“We quit our jobs and started this company, and we would like your help,” said the entrepreneur and his partner.
They are not recent college graduates. They are both smart, well educated, and about 40 years of age. They are married with kids, which includes houses, cars, and future education expenses. They left high paying jobs to start their company.
They are serious, and I took them seriously.
Red Flags to Watch
I asked them to tell me about the company. They explained the market need and their proposed solution.
Then I asked where they came up with this idea. The idea for the company came from a personal bad experience for home services. This was a red flag for me.
Neither of these entrepreneurs had any experience in the market they intended to serve.
Neither of them had any experience in the sales channel they were going to sell through.
The company management requirements did not match anything they had done in business in the past. They just had a bad consumer buying experience.
Ideas and Their Destiny
“I need to know something. Why you and why this idea right now?” I asked.
One of the future success factors I look for in a startup is the destiny idea. If this company is their destiny, then there is no question in my mind they will stick with it.
No matter the intensity of the trials and tribulations encountered while building the company, they will never abandon it. The destiny idea is the intersection between the idea and their life experiences to date.
The Critical Question
Based on their personal and business experiences, does this idea make sense right here, right now for them?
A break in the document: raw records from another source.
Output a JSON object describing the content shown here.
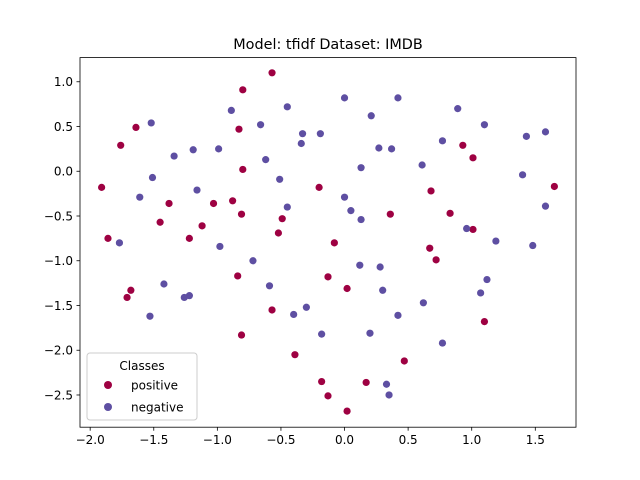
{
  "chart_data": {
    "type": "scatter",
    "title": "Model: tfidf      Dataset: IMDB",
    "xlabel": "",
    "ylabel": "",
    "xlim": [
      -2.08,
      1.82
    ],
    "ylim": [
      -2.86,
      1.27
    ],
    "xticks": [
      -2.0,
      -1.5,
      -1.0,
      -0.5,
      0.0,
      0.5,
      1.0,
      1.5
    ],
    "xtick_labels": [
      "−2.0",
      "−1.5",
      "−1.0",
      "−0.5",
      "0.0",
      "0.5",
      "1.0",
      "1.5"
    ],
    "yticks": [
      -2.5,
      -2.0,
      -1.5,
      -1.0,
      -0.5,
      0.0,
      0.5,
      1.0
    ],
    "ytick_labels": [
      "−2.5",
      "−2.0",
      "−1.5",
      "−1.0",
      "−0.5",
      "0.0",
      "0.5",
      "1.0"
    ],
    "grid": false,
    "legend": {
      "title": "Classes",
      "placement": "lower-left"
    },
    "series": [
      {
        "name": "positive",
        "color": "#9e0142",
        "points": [
          [
            -0.57,
            1.1
          ],
          [
            -0.8,
            0.91
          ],
          [
            -1.64,
            0.49
          ],
          [
            -0.83,
            0.47
          ],
          [
            -1.76,
            0.29
          ],
          [
            -1.91,
            -0.18
          ],
          [
            -0.8,
            0.02
          ],
          [
            -0.2,
            -0.18
          ],
          [
            -1.38,
            -0.36
          ],
          [
            -1.03,
            -0.36
          ],
          [
            -0.88,
            -0.33
          ],
          [
            -0.81,
            -0.48
          ],
          [
            -0.49,
            -0.53
          ],
          [
            -1.45,
            -0.57
          ],
          [
            -1.12,
            -0.61
          ],
          [
            -0.52,
            -0.69
          ],
          [
            -1.86,
            -0.75
          ],
          [
            -1.22,
            -0.75
          ],
          [
            -0.08,
            -0.8
          ],
          [
            0.36,
            -0.48
          ],
          [
            0.68,
            -0.22
          ],
          [
            0.93,
            0.29
          ],
          [
            1.01,
            0.15
          ],
          [
            1.65,
            -0.17
          ],
          [
            0.83,
            -0.47
          ],
          [
            1.01,
            -0.65
          ],
          [
            0.67,
            -0.86
          ],
          [
            0.72,
            -0.99
          ],
          [
            -0.84,
            -1.17
          ],
          [
            -0.13,
            -1.18
          ],
          [
            -1.68,
            -1.33
          ],
          [
            -1.71,
            -1.41
          ],
          [
            0.02,
            -1.31
          ],
          [
            -0.57,
            -1.55
          ],
          [
            1.1,
            -1.68
          ],
          [
            -0.81,
            -1.83
          ],
          [
            -0.39,
            -2.05
          ],
          [
            0.47,
            -2.12
          ],
          [
            -0.18,
            -2.35
          ],
          [
            0.17,
            -2.36
          ],
          [
            -0.13,
            -2.51
          ],
          [
            0.02,
            -2.68
          ]
        ]
      },
      {
        "name": "negative",
        "color": "#5e4fa2",
        "points": [
          [
            -0.45,
            0.72
          ],
          [
            -0.89,
            0.68
          ],
          [
            -0.66,
            0.52
          ],
          [
            -1.52,
            0.54
          ],
          [
            -0.33,
            0.42
          ],
          [
            -0.19,
            0.42
          ],
          [
            -0.34,
            0.31
          ],
          [
            -1.19,
            0.24
          ],
          [
            -0.99,
            0.25
          ],
          [
            -1.34,
            0.17
          ],
          [
            -0.62,
            0.13
          ],
          [
            0.0,
            0.82
          ],
          [
            0.42,
            0.82
          ],
          [
            0.21,
            0.62
          ],
          [
            0.89,
            0.7
          ],
          [
            1.1,
            0.52
          ],
          [
            0.77,
            0.34
          ],
          [
            1.43,
            0.39
          ],
          [
            1.58,
            0.44
          ],
          [
            0.27,
            0.26
          ],
          [
            0.37,
            0.25
          ],
          [
            0.61,
            0.07
          ],
          [
            0.13,
            0.04
          ],
          [
            -1.51,
            -0.07
          ],
          [
            -0.51,
            -0.09
          ],
          [
            -1.16,
            -0.21
          ],
          [
            -1.61,
            -0.29
          ],
          [
            -0.45,
            -0.4
          ],
          [
            0.0,
            -0.29
          ],
          [
            0.05,
            -0.44
          ],
          [
            0.13,
            -0.54
          ],
          [
            1.4,
            -0.04
          ],
          [
            1.58,
            -0.39
          ],
          [
            0.96,
            -0.64
          ],
          [
            1.19,
            -0.78
          ],
          [
            1.48,
            -0.83
          ],
          [
            -1.77,
            -0.8
          ],
          [
            -0.98,
            -0.84
          ],
          [
            -0.72,
            -1.0
          ],
          [
            0.12,
            -1.05
          ],
          [
            0.28,
            -1.07
          ],
          [
            1.12,
            -1.21
          ],
          [
            1.07,
            -1.36
          ],
          [
            -1.42,
            -1.26
          ],
          [
            -0.59,
            -1.28
          ],
          [
            0.3,
            -1.33
          ],
          [
            -1.22,
            -1.39
          ],
          [
            -1.26,
            -1.41
          ],
          [
            0.62,
            -1.47
          ],
          [
            -0.3,
            -1.52
          ],
          [
            -1.53,
            -1.62
          ],
          [
            -0.4,
            -1.6
          ],
          [
            0.42,
            -1.61
          ],
          [
            -0.18,
            -1.82
          ],
          [
            0.2,
            -1.81
          ],
          [
            0.77,
            -1.92
          ],
          [
            0.33,
            -2.38
          ],
          [
            0.35,
            -2.5
          ]
        ]
      }
    ]
  }
}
When it does, the founders tell me convincingly why the idea is important for them to solve. It makes so much sense, they are overwhelmingly compelled.
It is obvious to them and obvious to me they have to start this company. The founders and the idea fit hand in glove.
“We see an opportunity to build a company,” said one of the founders.
Good Reasons Are Not Enough
“I get it, but why this company?” I asked again.
“We want to work together. We know and trust each other. We worked well together in the past and both want to start and build a company. As we talked about starting a company, we realized we shared this dream,” he explained.
His partner nodded in agreement.
“So the problem you intend to solve in building this company isn’t that important to you? Your reason for starting a company is not to serve a market or solve a big problem but to start a company. Is that right?”
I pressed on, “Are you willing to dedicate your lives for the next ten years to solve this problem? Are you ready to risk everything you have to serve this market?”
That’s when I got blank looks. They were stunned by the harshness of these questions. And they should’ve been stunned. This is the reality of a startup for two founders at their stage in life.
Cool Heads Under Fire
“Are you trying to talk us out of this, or are you here to help us?” one of them asked.
“Based on what I’ve heard, I am trying to help you by talking you out of this,” I said.
I have to hand it to these two founders. They kept the conversation civil in spite of my attacks. They showed me a level of maturity which serves them well. I left thinking to myself, This may not be the idea, but these are two really good founders.
They left steady paychecks.
They are committed to their new occupation.
They are becoming entrepreneurs.
When they finally discover their destiny idea, I’ll be ready to back them.